Facts: Hepatitis B is the inflammation of the liver caused by hepatitis B virus. A universal disease, which causes a serious health problem. This is considered to be more serious than hepatitis A due to the possibility of severe complications such as massive damage and hepatocarcinoma of the liver. Transmission of hepatitis B virus results from exposure to infectious blood or body fluids. The acute illness causes liver inflammation, vomiting, jaundice and rarely, death. Chronic hepatitis B may eventually cause liver cirrhosis and liver cancer—a fatal disease with very poor response to current chemotherapy.
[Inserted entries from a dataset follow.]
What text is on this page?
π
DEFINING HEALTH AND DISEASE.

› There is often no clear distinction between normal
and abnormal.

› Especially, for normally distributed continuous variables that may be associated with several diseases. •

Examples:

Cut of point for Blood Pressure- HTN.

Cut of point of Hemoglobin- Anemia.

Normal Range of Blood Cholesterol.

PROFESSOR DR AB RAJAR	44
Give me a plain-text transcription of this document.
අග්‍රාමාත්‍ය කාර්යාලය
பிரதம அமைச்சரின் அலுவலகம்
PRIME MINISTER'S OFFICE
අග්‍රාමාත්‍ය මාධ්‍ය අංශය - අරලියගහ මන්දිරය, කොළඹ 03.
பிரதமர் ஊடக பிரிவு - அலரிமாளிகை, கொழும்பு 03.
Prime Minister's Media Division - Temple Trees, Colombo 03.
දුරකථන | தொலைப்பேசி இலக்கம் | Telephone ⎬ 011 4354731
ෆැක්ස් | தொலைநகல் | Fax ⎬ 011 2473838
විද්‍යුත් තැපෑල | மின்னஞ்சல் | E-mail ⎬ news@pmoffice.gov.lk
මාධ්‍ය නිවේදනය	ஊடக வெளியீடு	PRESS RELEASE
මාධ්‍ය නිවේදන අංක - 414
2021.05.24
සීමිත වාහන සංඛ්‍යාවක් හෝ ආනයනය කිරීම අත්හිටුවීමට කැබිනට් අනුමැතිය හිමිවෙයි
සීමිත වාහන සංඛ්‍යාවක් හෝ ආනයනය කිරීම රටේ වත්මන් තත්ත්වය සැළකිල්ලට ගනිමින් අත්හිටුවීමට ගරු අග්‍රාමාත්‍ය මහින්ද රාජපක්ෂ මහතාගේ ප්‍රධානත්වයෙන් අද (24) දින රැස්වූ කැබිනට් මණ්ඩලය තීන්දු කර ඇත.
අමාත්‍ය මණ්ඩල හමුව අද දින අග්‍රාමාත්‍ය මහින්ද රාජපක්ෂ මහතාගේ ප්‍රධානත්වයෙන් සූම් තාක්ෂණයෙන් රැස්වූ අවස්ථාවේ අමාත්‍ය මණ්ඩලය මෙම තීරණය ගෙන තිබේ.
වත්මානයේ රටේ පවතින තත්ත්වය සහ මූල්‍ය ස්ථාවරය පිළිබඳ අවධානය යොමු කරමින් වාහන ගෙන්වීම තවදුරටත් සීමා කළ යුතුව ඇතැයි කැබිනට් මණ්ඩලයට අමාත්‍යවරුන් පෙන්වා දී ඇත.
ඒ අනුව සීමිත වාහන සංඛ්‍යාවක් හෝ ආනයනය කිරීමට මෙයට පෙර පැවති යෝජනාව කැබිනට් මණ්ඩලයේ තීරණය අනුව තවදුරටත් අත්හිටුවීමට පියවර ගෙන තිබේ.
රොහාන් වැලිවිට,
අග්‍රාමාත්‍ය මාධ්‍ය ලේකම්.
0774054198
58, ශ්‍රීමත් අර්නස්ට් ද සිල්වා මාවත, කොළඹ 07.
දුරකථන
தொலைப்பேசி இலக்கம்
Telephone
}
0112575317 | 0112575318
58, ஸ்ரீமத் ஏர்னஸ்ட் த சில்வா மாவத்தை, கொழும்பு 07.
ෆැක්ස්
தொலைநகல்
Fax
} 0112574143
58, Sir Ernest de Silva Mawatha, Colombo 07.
Facts: Hepatitis C is usually spread through direct contact with the blood of a person who has the disease. Hepatitis C is also a common threat in kidney dialysis centers. Rarely, people living with an infected person can contract the disease by sharing items that might contain that person’s blood, such as razors or toothbrushes. There is no vaccine for hepatitis C yet, so it is important to reduce the risk of infection by not coming into contact with infected blood and following simple rules of prevention.
Facts: Hepatitis D is a unique virus that can only infect someone already infected with hepatitis B. Infection is through contact with infected blood, unprotected sex, and perforation of the skin with infected needles. The liver of a person with Hepatitis D swells. Around 5% of people with hepatitis B also have hepatitis D.
Facts: Hepatitis E is very common in many developing countries, and can spread to developed countries through normal travel and immigration. A person can become infected by drinking water that contains HEV (Hepatitis E Virus). There is no vaccine available yet, but avoiding contaminated food and water, and practicing frequent handwashing are excellent ways to prevent infection.